SHOULD THE Department of Health, Education and Welfare be ordering state university systems to reach certain racial "goals" by fixed dates - or else? The "or else" in this case is a threatened cut-off of federal funds, and, prodded by a federal court, HEW Secretary Califano recently did issue such an order. He published "guidelines" for achieving the racial desegregation of the university systems of six states: Oklahoma, Arkansas, Florida, Georgia, North Carolina and Virginia. Gov. Mills Godwin was quick to observe that HEW's action would reduce higher education in Virginia to a "federal numbers game," and we must confess that we are troubled by the idea of government's setting these numerical "goals" for college desegregation.

But special circumstances exist in these states. In the past their university systems were all formally and officially segregated by race. In 1969 HEW found them still largely segregated; state officials hadn't taken action to dismantle the old dual system. HEW ordered the states to do this, then largely ignored its own order during the Nixon and Ford years - with the result that the states ignored it, too. In Virginia, for example, two-thirds of the black students enrolled in 14 state colleges attend just two - the two majority black ones. Other states have comparable statistics. These conditions are not just a consequence of individual students' preferences or a reflection of geographic location or academic skill. They are in part a reflection of state officials' decisions concerning such things as the site of new construction and the best place to locate new academic programs. HEW wants such decisions used in the future to desegregate the university systems. So does the federal court that has been watching this matter for several years. In fact HEW, in a sense, was responding to federal-court pressure to act.

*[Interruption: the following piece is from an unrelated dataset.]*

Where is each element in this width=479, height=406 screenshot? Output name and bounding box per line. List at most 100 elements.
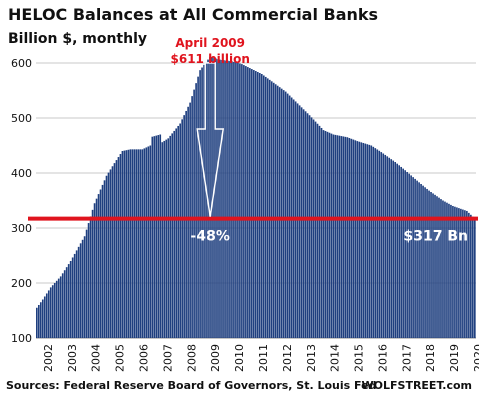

The HEW plan calls for a significant increase within five years of the black enrollment at predominantly white institutions and white enrollment at predominantly black ones. It also calls for racial diversity among the faculty, administrators and governing boards of the state systems.

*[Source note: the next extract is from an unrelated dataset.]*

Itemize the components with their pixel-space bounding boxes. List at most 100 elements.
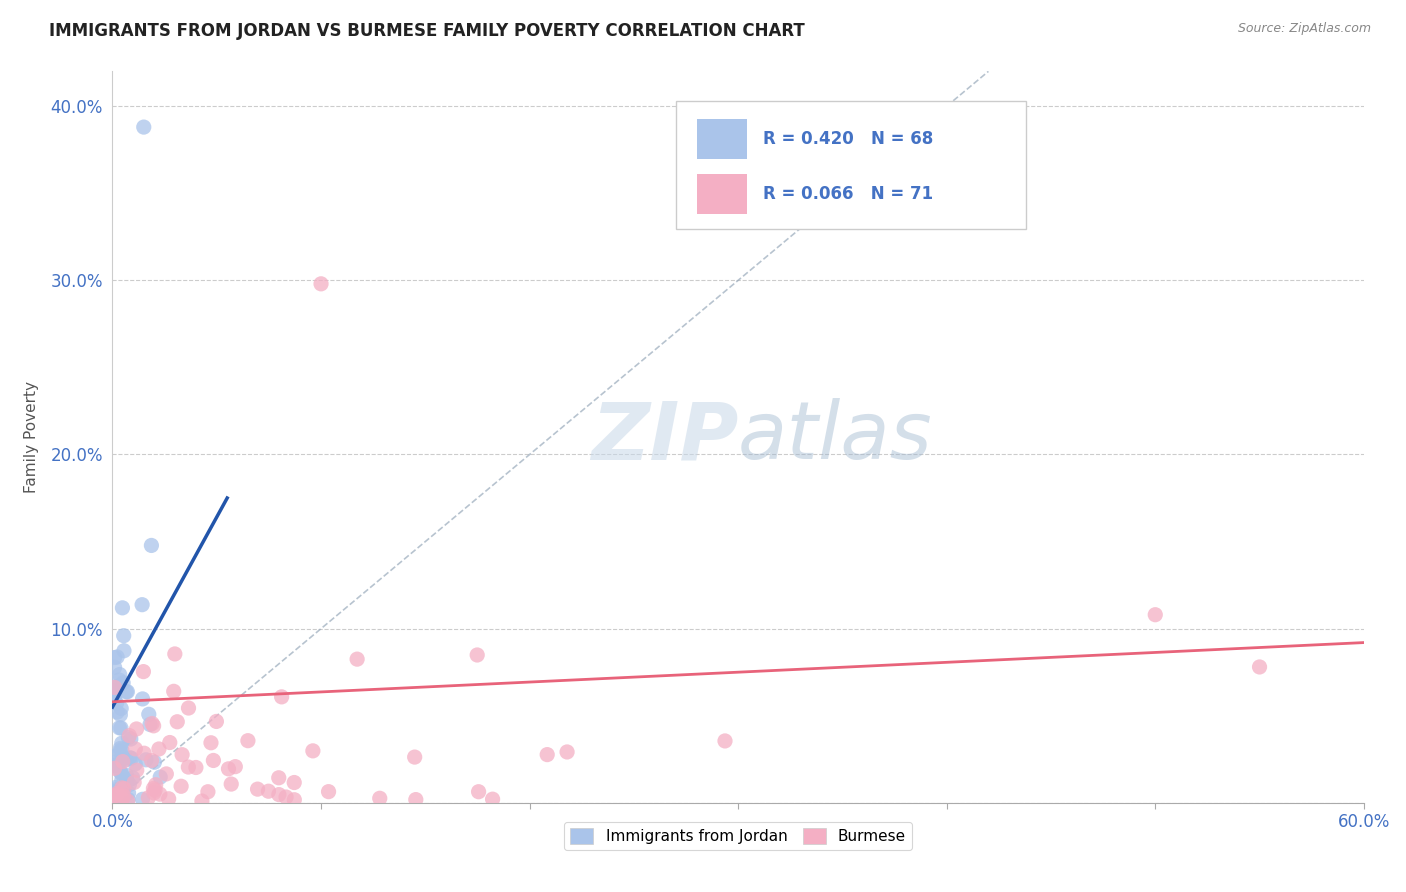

HEW's approach to this problem seems modest and cautious. Raher than impose a specific plan on the states, it has left the details of the desegregation process to state officials and educators. This should produce plans tailored to a specific situation and backed by a broad consensus. Most important, Mr. Califano has promised to be flexible and to consider extenuating circumstances if states fail to achieve a goal. These are good guidelines for the states and HEW to follow.